To do this, we run several iterations (n_shots) where we send a randomly picked message across the channel to see when we can successfully recover the desired message. We will count the number of times we are unable to recover the desired message, and report it as a probability in n_shots attempts.
def get_code_error_probability(code_distance, p_error, n_shots = 1000):
code_errors = 0.0
for _ in range(n_shots):
desired_message = random.choice([0,1])
encoded_message = encode(desired_message, num_copies = code_distance)
sent_message = send(encoded_message, p_error = p_error)
received_message = receive_and_interpret(sent_message, majority_vote = True)
if received_message != desired_message:
code_errors += 1
return code_errors / n_shots
We will try several code distances to see the impact of increasing the code distance. Note that we are only using odd-numbered distances \((1,3,5,\ldots)\) so that we can ensure that majority voting works.
code_distances = np.arange(start = 1, stop = 21, step = 2)
p_errors = np.logspace(start = -3, stop = 0, num = 50)
all_code_distance_error_probabilities = []
for code_distance in code_distances:
print(f"Running distance {code_distance}")
code_distance_error_probabilities = []
for p_error in p_errors:
code_distance_error_probabilities.append(
get_code_error_probability(code_distance, p_error, n_shots = 100000)
)
all_code_distance_error_probabilities.append(code_distance_error_probabilities)
Running distance 1
Running distance 3
Running distance 5
Running distance 7
Running distance 9
Running distance 11
Running distance 13
Running distance 15
Running distance 17
Running distance 19
Now, we can plot the results to see the effectiveness of the error-correcting scheme.
for code_distance, error_probabilities in zip(code_distances, all_code_distance_error_probabilities):
plotter.loglog(p_errors, error_probabilities, marker = '.', markersize = 10, label=f'd = {code_distance}')
plotter.legend()
plotter.xlabel('Per-bit error probability')
plotter.ylabel('Message error probability')
plotter.xlim([1e-3, 1.1])
plotter.ylim([1e-3, 1.1])
plotter.grid()
plotter.show()
First, note that code distance d = 1 has no effect on the message.

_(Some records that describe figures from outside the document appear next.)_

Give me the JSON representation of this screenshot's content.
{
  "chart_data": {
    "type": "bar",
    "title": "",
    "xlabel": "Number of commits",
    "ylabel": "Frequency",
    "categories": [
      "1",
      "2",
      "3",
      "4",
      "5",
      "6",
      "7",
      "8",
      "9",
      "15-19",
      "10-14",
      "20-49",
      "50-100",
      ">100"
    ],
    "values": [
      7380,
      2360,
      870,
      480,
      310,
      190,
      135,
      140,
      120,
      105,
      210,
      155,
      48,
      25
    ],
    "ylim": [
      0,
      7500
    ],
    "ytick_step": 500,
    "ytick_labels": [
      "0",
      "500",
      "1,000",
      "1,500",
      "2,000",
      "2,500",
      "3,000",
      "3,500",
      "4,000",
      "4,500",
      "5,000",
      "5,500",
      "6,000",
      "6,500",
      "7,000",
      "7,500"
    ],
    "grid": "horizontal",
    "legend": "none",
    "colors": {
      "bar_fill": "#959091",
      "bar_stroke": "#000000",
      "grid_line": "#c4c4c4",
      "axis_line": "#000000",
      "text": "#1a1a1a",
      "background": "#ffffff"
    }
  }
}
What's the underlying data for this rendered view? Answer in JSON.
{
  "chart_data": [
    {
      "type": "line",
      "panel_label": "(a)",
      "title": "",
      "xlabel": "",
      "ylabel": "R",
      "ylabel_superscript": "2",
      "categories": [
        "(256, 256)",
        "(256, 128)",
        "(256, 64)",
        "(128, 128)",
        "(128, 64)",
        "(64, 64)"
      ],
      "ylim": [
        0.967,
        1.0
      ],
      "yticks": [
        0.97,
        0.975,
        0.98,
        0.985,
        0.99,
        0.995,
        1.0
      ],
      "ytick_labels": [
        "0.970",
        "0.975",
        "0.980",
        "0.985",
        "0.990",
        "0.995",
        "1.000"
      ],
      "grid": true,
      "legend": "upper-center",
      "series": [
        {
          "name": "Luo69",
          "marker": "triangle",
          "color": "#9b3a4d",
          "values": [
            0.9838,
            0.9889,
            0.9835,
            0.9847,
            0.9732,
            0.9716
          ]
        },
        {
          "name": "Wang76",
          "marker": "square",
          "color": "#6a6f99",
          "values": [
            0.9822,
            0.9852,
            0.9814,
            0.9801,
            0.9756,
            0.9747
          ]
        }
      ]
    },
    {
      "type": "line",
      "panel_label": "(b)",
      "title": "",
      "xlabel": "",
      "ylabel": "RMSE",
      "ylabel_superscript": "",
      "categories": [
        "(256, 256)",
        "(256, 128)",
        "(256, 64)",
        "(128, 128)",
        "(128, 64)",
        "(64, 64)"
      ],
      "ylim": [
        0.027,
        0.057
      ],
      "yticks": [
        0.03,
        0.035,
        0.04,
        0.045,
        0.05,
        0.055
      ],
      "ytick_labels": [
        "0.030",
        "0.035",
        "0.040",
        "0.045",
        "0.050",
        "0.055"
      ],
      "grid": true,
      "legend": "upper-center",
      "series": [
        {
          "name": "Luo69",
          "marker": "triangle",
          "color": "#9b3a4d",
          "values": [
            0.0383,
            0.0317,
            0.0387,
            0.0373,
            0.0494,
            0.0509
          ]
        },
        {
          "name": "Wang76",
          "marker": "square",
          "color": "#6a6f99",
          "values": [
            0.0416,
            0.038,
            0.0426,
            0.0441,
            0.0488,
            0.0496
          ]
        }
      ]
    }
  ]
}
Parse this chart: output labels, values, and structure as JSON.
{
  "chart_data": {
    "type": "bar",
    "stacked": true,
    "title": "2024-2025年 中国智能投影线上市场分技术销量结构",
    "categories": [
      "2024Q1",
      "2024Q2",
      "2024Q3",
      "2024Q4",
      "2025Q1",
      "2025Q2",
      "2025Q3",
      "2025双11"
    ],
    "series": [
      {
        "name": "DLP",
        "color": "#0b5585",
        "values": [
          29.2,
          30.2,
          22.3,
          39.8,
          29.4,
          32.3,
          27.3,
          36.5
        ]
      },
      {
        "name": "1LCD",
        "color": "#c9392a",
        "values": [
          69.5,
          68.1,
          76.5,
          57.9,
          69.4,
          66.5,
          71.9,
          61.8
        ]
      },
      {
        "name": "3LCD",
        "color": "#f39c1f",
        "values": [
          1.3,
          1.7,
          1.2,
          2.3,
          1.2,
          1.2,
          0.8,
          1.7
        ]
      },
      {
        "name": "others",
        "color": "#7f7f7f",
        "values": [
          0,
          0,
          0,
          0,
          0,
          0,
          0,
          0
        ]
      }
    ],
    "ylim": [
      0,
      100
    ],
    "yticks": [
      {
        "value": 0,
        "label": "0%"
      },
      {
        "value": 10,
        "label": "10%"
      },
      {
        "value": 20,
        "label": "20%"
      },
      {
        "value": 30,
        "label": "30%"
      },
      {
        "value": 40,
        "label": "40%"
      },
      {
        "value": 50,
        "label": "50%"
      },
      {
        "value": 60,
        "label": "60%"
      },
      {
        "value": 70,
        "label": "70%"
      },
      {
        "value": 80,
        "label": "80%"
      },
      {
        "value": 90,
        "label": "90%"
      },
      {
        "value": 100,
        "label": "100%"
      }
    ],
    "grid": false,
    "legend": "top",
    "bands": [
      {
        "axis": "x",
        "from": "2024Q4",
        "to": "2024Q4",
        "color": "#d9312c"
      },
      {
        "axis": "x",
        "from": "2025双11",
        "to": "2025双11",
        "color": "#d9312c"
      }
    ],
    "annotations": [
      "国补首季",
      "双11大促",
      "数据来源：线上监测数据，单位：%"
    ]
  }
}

When the probability of error introduced by the channel (the x-axis labeled per-bit error probability) is \(10^{-2}\), so is the probability of error of the encoded message (the y-axis labeled message error probability). However, for larger distances, a reduction in the per-bit error probability leads to steeper reductions in the error of the encoded message. For example, at distance \(3\), the same per-bit error probability leads to an error in the received message that is well below \(10^{-3}\), a 10x improvement.
To see the effect of error correction more clearly, we take a vertical slice of the above plot for a specific value of per-bit error probability, and see what happens at various code distances.
As you can see, increasing code distances result in an exponential suppression of the per-bit error. For the specific value of p_error = 0.12, the error of the message being misinterpreted is already down 3x at code distance 3, and \(\sim8\)x at code distance 5.
The presence of a threshold#
The astute reader may have noticed in the above plots that error correction makes things worse (and not better) when the per-bit error is large. We can see this more clearly by replotting as shown below.
As you can see above, as the per-bit error probability crosses \(0.5\), the effect of our error correction scheme flips. When the noisy channel is simply too noisy (and therefore the per-bit error probability is larger than \(0.5\)), error correction doesn’t help at all – in fact, it makes things worse because each redundantly added bit is unlikely to help the situation. However, when the noisy channel is good enough (with a per-bit error probability less than \(0.5\)), the benefits of our error correction scheme appear clearly, resulting in an improvement in chance of success that the received message is interpreted successfully. The specific value of the per-bit error probability where the effect of error correction flips sharply is known as the threshold. From an engineering standpoint, we want to create a noisy channel that is at least that good, so that we can employ error correction and achieve low overall errors.